Uitspraak
[appellant],
[geïntimeerde],
Gerechtshof Arnhem-Leeuwarden
In deze zaak, behandeld door het Gerechtshof Arnhem-Leeuwarden, stond de appellant centraal die in hoger beroep ging tegen een eerdere uitspraak van de rechtbank Leeuwarden. De appellant had de vordering ingesteld tegen de geïntimeerde, waarbij hij stelde dat hij ten onrechte was beschuldigd van seksuele intimidatie tijdens een taxirit. Het hof nam de inhoud van een eerder tussenarrest over en beoordeelde het bewijs dat door de appellant was aangedragen.
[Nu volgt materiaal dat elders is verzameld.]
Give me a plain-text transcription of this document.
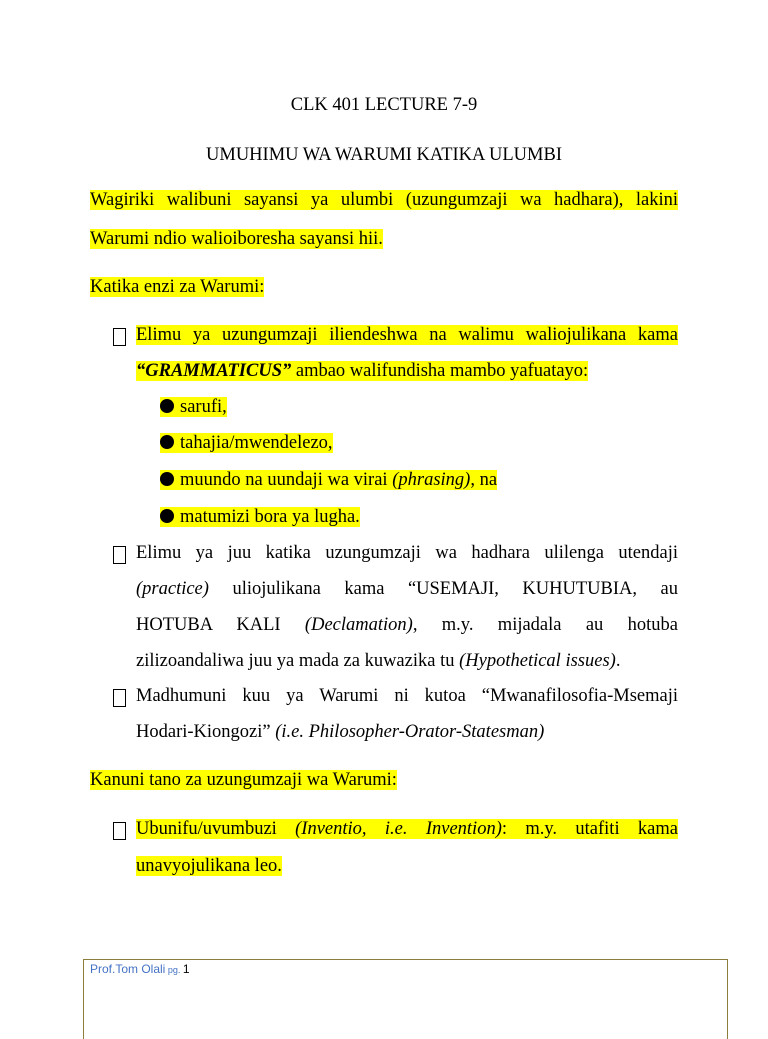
CLK 401 LECTURE 7-9
UMUHIMU WA WARUMI KATIKA ULUMBI
Wagiriki walibuni sayansi ya ulumbi (uzungumzaji wa hadhara), lakini
Warumi ndio walioiboresha sayansi hii.
Katika enzi za Warumi:
Elimu ya uzungumzaji iliendeshwa na walimu waliojulikana kama
“GRAMMATICUS” ambao walifundisha mambo yafuatayo:
sarufi,
tahajia/mwendelezo,
muundo na uundaji wa virai (phrasing), na
matumizi bora ya lugha.
Elimu ya juu katika uzungumzaji wa hadhara ulilenga utendaji
(practice) uliojulikana kama “USEMAJI, KUHUTUBIA, au
HOTUBA KALI (Declamation), m.y. mijadala au hotuba
zilizoandaliwa juu ya mada za kuwazika tu (Hypothetical issues).
Madhumuni kuu ya Warumi ni kutoa “Mwanafilosofia-Msemaji
Hodari-Kiongozi” (i.e. Philosopher-Orator-Statesman)
Kanuni tano za uzungumzaji wa Warumi:
Ubunifu/uvumbuzi (Inventio, i.e. Invention): m.y. utafiti kama
unavyojulikana leo.
Prof.Tom Olali pg. 1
De appellant had zes getuigen opgeroepen, maar het hof oordeelde dat de verklaringen van deze getuigen niet voldoende waren om de beschuldiging van de geïntimeerde te weerleggen. De verklaring van de geïntimeerde werd als authentiek en betrouwbaar beschouwd, terwijl de getuigen van de appellant geen directe kennis van de feiten hadden. Het hof concludeerde dat de appellant niet was geslaagd in het bewijs dat hij ten onrechte was beschuldigd. Het hof bekrachtigde het vonnis van de rechtbank, waarbij de appellant werd veroordeeld in de proceskosten van het hoger beroep. De uitspraak werd gedaan op 4 maart 2014.